Artykuły

Teatr to taki papierek lakmusowy

- Festyn to jeden z elementów obchodów jubileuszu, a jednocześnie już teraz widać, że właśnie ta impreza najbardziej interesuje media. Zasięg tego przedsięwzięcia, które jest otwarte, przyjemne, jest o wiele większy niż spektaklu teatralnego - mówi Jan Englert, dyrektor artystyczny Teatru Narodowego przed sobotnim Festynem na placu Teatralnym.

Rozmowa z Janem Englertem, dyrektorem artystycznym Teatru Narodowego.

Dorota Wyżyńska: Teatr Narodowy rozpoczyna nowy sezon Festynem Teatralnym, wychodzi na plac Teatralny. Na czym szczególnie zależy panu przy okazji tego plenerowego spotkania z publicznością?

Jan Englert: Mamy nadzieję spotkać tych widzów, którzy niekoniecznie odwiedzają nas regularnie, może nawet nie są miłośnikami teatru. Chcielibyśmy się z nimi zaprzyjaźnić, zainteresować ich nie tylko Teatrem Narodowym, ale teatrem w ogóle. Będą atrakcje dla dzieci, aukcja kostiumów teatralnych, zwiedzanie teatru od kulis, wreszcie performance Krzysztofa Wodiczki, który ożywi pomnik Wojciecha Bogusławskiego.
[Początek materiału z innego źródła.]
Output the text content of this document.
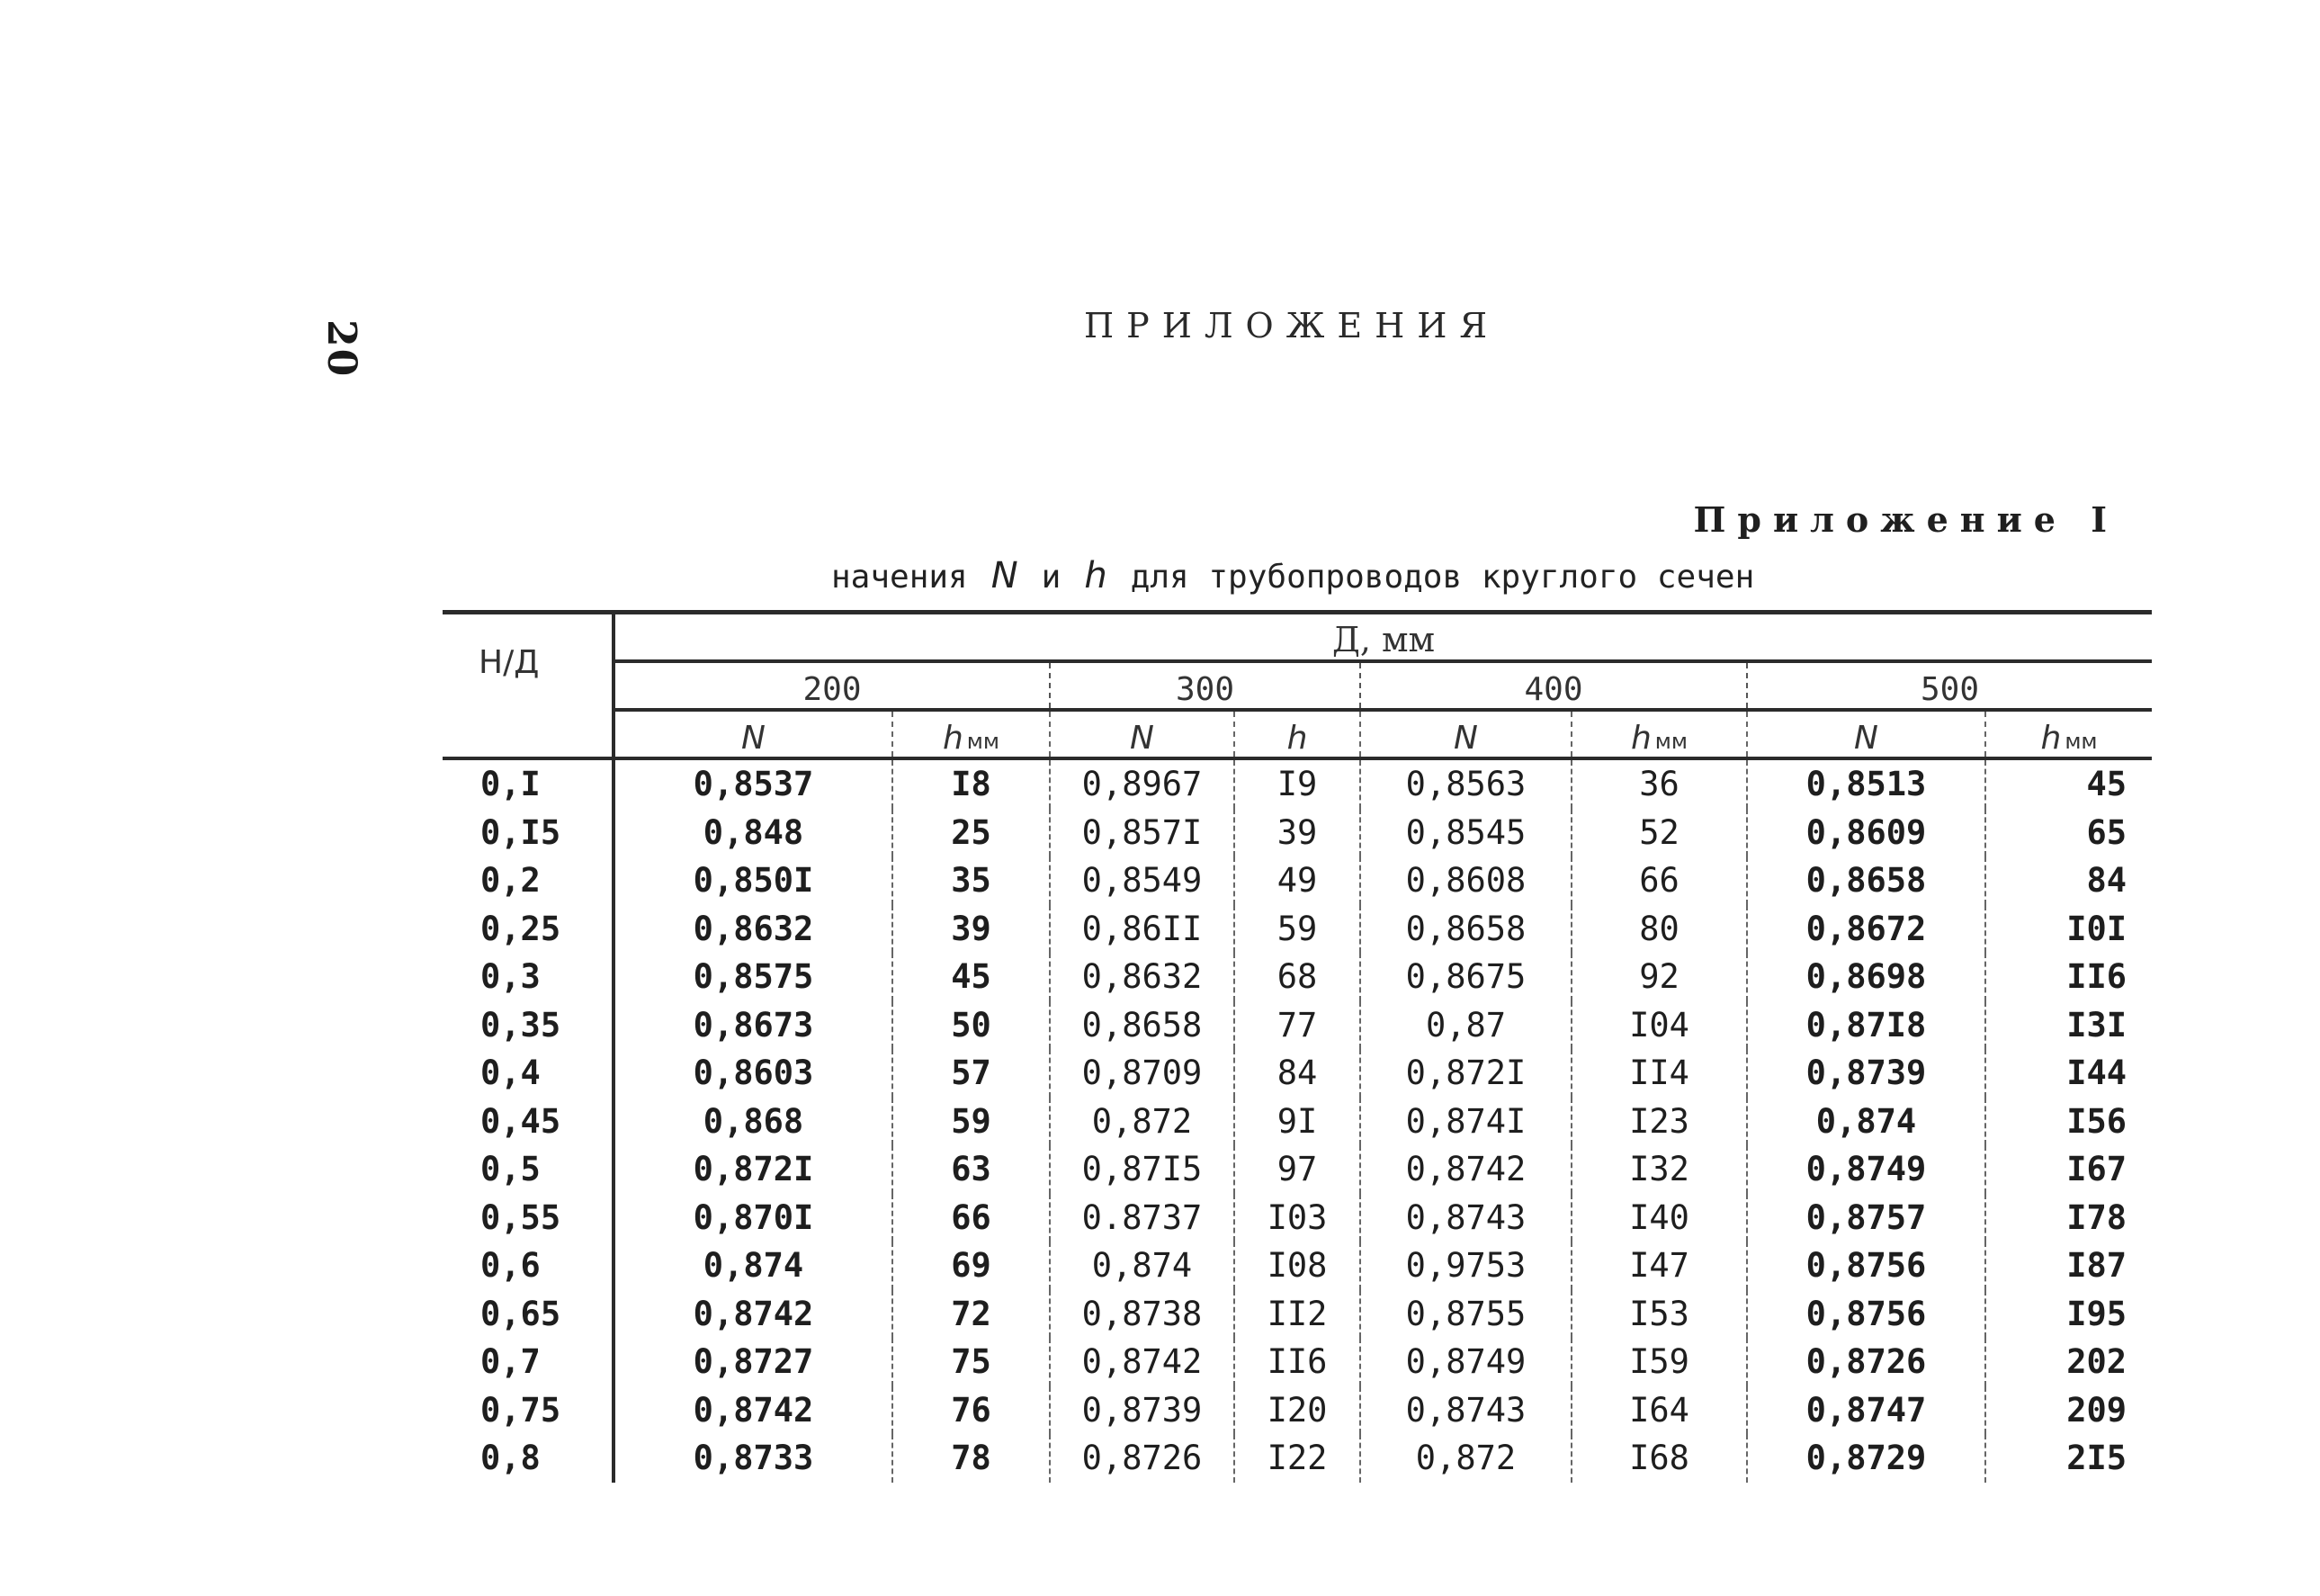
20	ПРИЛОЖЕНИЯ
Приложение I
начения N и h для трубопроводов круглого сечен
Н/Д	Д, мм							
	200		300		400		500	
	N	h мм	N	h	N	h мм	N	h мм
0,I	0,8537	I8	0,8967	I9	0,8563	36	0,8513	45
0,I5	0,848	25	0,857I	39	0,8545	52	0,8609	65
0,2	0,850I	35	0,8549	49	0,8608	66	0,8658	84
0,25	0,8632	39	0,86II	59	0,8658	80	0,8672	I0I
0,3	0,8575	45	0,8632	68	0,8675	92	0,8698	II6
0,35	0,8673	50	0,8658	77	0,87	I04	0,87I8	I3I
0,4	0,8603	57	0,8709	84	0,872I	II4	0,8739	I44
0,45	0,868	59	0,872	9I	0,874I	I23	0,874	I56
0,5	0,872I	63	0,87I5	97	0,8742	I32	0,8749	I67
0,55	0,870I	66	0.8737	I03	0,8743	I40	0,8757	I78
0,6	0,874	69	0,874	I08	0,9753	I47	0,8756	I87
0,65	0,8742	72	0,8738	II2	0,8755	I53	0,8756	I95
0,7	0,8727	75	0,8742	II6	0,8749	I59	0,8726	202
0,75	0,8742	76	0,8739	I20	0,8743	I64	0,8747	209
0,8	0,8733	78	0,8726	I22	0,872	I68	0,8729	2I5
A jeśli chodzi o naszą publiczność, to jej nie trzeba napędzać. Teatr Narodowy na brak widzów nie narzeka. W zeszłym sezonie mieliśmy frekwencję powyżej stu procent. Dla naszej publiczności mamy w sobotę dwie kolejne księgi "Pana Tadeusza" i spektakl muzyczny "Sen muzyka granie bajka" złożony z piosenek, pieśni i utworów muzycznych z dawnych przedstawień narodowej sceny.

Festyn Teatralny to jeden z elementów obchodów jubileuszu, a jednocześnie już teraz widać, że właśnie ta impreza najbardziej interesuje media. To zrozumiałe. Zasięg tego przedsięwzięcia, które jest otwarte, przyjemne, jest o wiele większy niż spektaklu teatralnego.

Obchody jubileuszu zaczęliśmy już w ubiegłym sezonie, premierami wyłącznie polskich tekstów. W repertuarze jest obecnie 14 tytułów - inscenizacji polskich utworów literackich. W sezonie 2015/16 przygotowujemy trzy duże przedstawienia według tekstów romantycznych. Po raz pierwszy w historii teatru w jednym sezonie pojawią się na afiszu: "Kordian", "Dziady", "Pan Tadeusz". Do tego przedstawienia na małej scenie: od "Fredraszek" po "Białe małżeństwo" Różewicza.

Pan wyreżyseruje "Kordiana". To już pana trzecie spotkanie z dramatem, który przenosił pan na scenę Teatru Polskiego (1987 r.) i realizował w Teatrze Telewizji (1994 r.)

- "Kordian" towarzyszy mi od samego początku, od czasów licealnych, kiedy na lekcjach polskiego kłóciłem się z nauczycielem o znaczenie "Kordiana". Dla mnie wtedy był to dramat jednostki. Jako młody aktor marzyłem, żeby zagrać Kordiana. Nigdy nie miałem szczęścia zmierzyć się z tą rolą. W swojej inscenizacji telewizyjnej zagrałem Cara, w zastępstwie za kolegę, który nie mógł i w ostatniej chwili się wycofał.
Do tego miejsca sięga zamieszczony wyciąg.